A1, an innovative fluorinated CXCR4 inhibitor, redefines the therapeutic landscape in colorectal cancer

Colorectal cancer (CRC) is a globally prevalent malignancy, primarily affecting the colon and rectum, characterized by uncontrolled cellular changes in the intestinal wall lining. Recent evidence underlines the significant role of the CXCL12/CXCR4 axis in the development of CRC, suggesting that inhibiting this pathway could be a promising therapeutic approach. This study focuses on investigating the potential of N, N''-thiocarbonylbis (N'-(3,4-dimethyl phenyl)-2,2,2-trifluoroacetimidamide) (A1), a novel fluorinated CXCR4 inhibitor, through a comprehensive analysis encompassing in silico, in vitro, and in vivo studies.

These findings emphasize the potential of A1 as a favorable anti-tumor small molecule in CRC. Further validation through rigorous preclinical and clinical studies may position A1 as a promising alternative to AMD3100 in human cancers.

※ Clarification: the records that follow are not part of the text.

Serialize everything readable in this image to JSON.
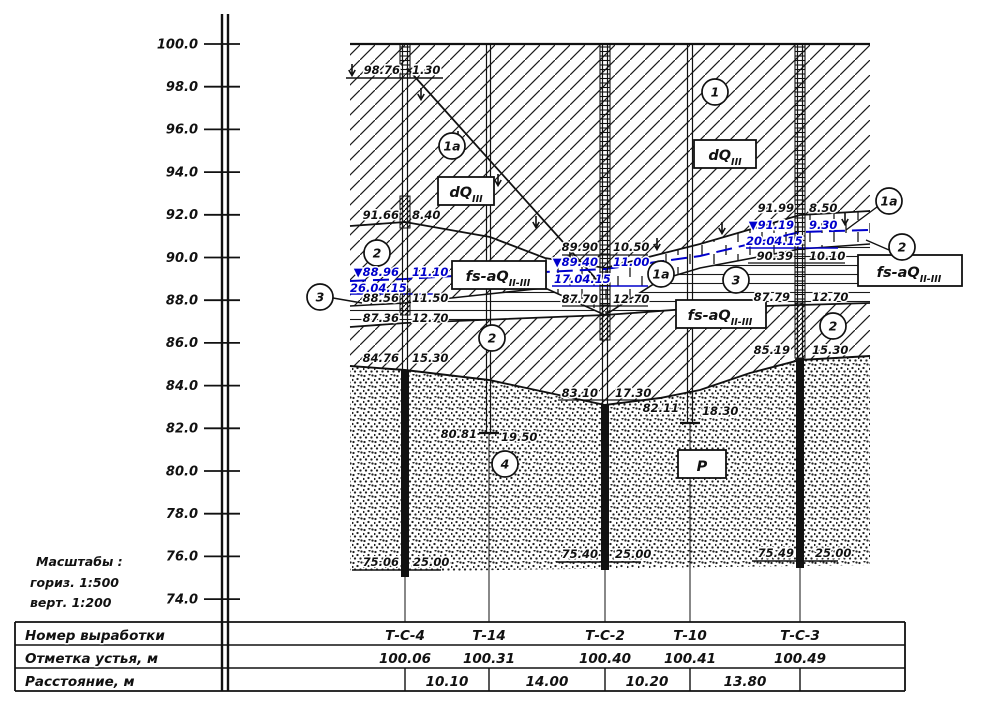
{
  "colors": {
    "water_blue": "#0000cc",
    "ink": "#111111"
  },
  "scales": {
    "title": "Масштабы :",
    "horiz": "гориз. 1:500",
    "vert": "верт. 1:200"
  },
  "axis": {
    "ticks": [
      "100.0",
      "98.0",
      "96.0",
      "94.0",
      "92.0",
      "90.0",
      "88.0",
      "86.0",
      "84.0",
      "82.0",
      "80.0",
      "78.0",
      "76.0",
      "74.0"
    ]
  },
  "legend": {
    "c1": "1",
    "c1a": "1a",
    "c2": "2",
    "c3": "3",
    "c4": "4"
  },
  "strata": {
    "dq": "dQ",
    "dq_sub": "III",
    "fs": "fs-aQ",
    "fs_sub": "II-III",
    "p": "Р"
  },
  "bh": {
    "tc4": {
      "surf_elev": "98.76",
      "surf_depth": "1.30",
      "e1": "91.66",
      "d1": "8.40",
      "wl": "▼88.96",
      "wld": "11.10",
      "wdate": "26.04.15",
      "e2": "88.56",
      "d2": "11.50",
      "e3": "87.36",
      "d3": "12.70",
      "e4": "84.76",
      "d4": "15.30",
      "e5": "75.06",
      "d5": "25.00"
    },
    "t14": {
      "e": "80.81",
      "d": "19.50"
    },
    "tc2": {
      "e1": "89.90",
      "d1": "10.50",
      "wl": "▼89.40",
      "wld": "11.00",
      "wdate": "17.04.15",
      "e2": "87.70",
      "d2": "12.70",
      "e3": "83.10",
      "d3": "17.30",
      "e4": "75.40",
      "d4": "25.00"
    },
    "t10": {
      "e": "82.11",
      "d": "18.30"
    },
    "tc3": {
      "e1": "91.99",
      "d1": "8.50",
      "wl": "▼91.19",
      "wld": "9.30",
      "wdate": "20.04.15",
      "e2": "90.39",
      "d2": "10.10",
      "e3": "87.79",
      "d3": "12.70",
      "e4": "85.19",
      "d4": "15.30",
      "e5": "75.49",
      "d5": "25.00"
    }
  },
  "table": {
    "row_labels": [
      "Номер выработки",
      "Отметка устья, м",
      "Расстояние, м"
    ],
    "names": [
      "Т-С-4",
      "Т-14",
      "Т-С-2",
      "Т-10",
      "Т-С-3"
    ],
    "mouths": [
      "100.06",
      "100.31",
      "100.40",
      "100.41",
      "100.49"
    ],
    "distances": [
      "10.10",
      "14.00",
      "10.20",
      "13.80"
    ]
  }
}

The molecular dynamic simulation method was employed to compute A1 binding affinity and energy for the CXCR4 receptor compared to AMD3100. In vitro experiments utilized the CT-26 mouse CRC cell line to compare the inhibitory effects of A1 and AMD3100 on tumor cell proliferation and migration. Following the development of the CRC animal model in BALB/c mice, immune system responses within the tumor microenvironment (TME) were evaluated. Flow cytometry and real-time PCR (RT-PCR) were used to measure the effects of AMD3100 and A1 on regulatory T-cell (Treg) infiltration and the expression of CXCR4, vascular endothelial growth factor (VEGF), fibroblast growth factors (FGF), interleukin-10 (IL-10), and tumor growth factor-beta (TGF-β) genes in tumor tissue. Additionally, enzyme-linked immunosorbent assay (ELISA) and immunohistochemistry (IHC) techniques were employed to assess VEGF, IL-10, and TGF-β tissue levels at the protein level.

Molecular dynamic simulation studies with molecular mechanics Poisson-Boltsman surface area (MM-PBSA) analysis revealed that A1 exhibits significantly lower binding energy for the CXCR4 receptor than AMD3100. A1 effectively inhibited the proliferation of CT-26 cells, significantly reduced tumor cell migration, attenuated Treg infiltration, and suppressed IL-10 and TGF-β expression at both mRNA and protein levels in vivo. Notably, A1 outperformed AMD3100 in reducing tumor size and increasing survival rate in treated animals, with minimal side effects.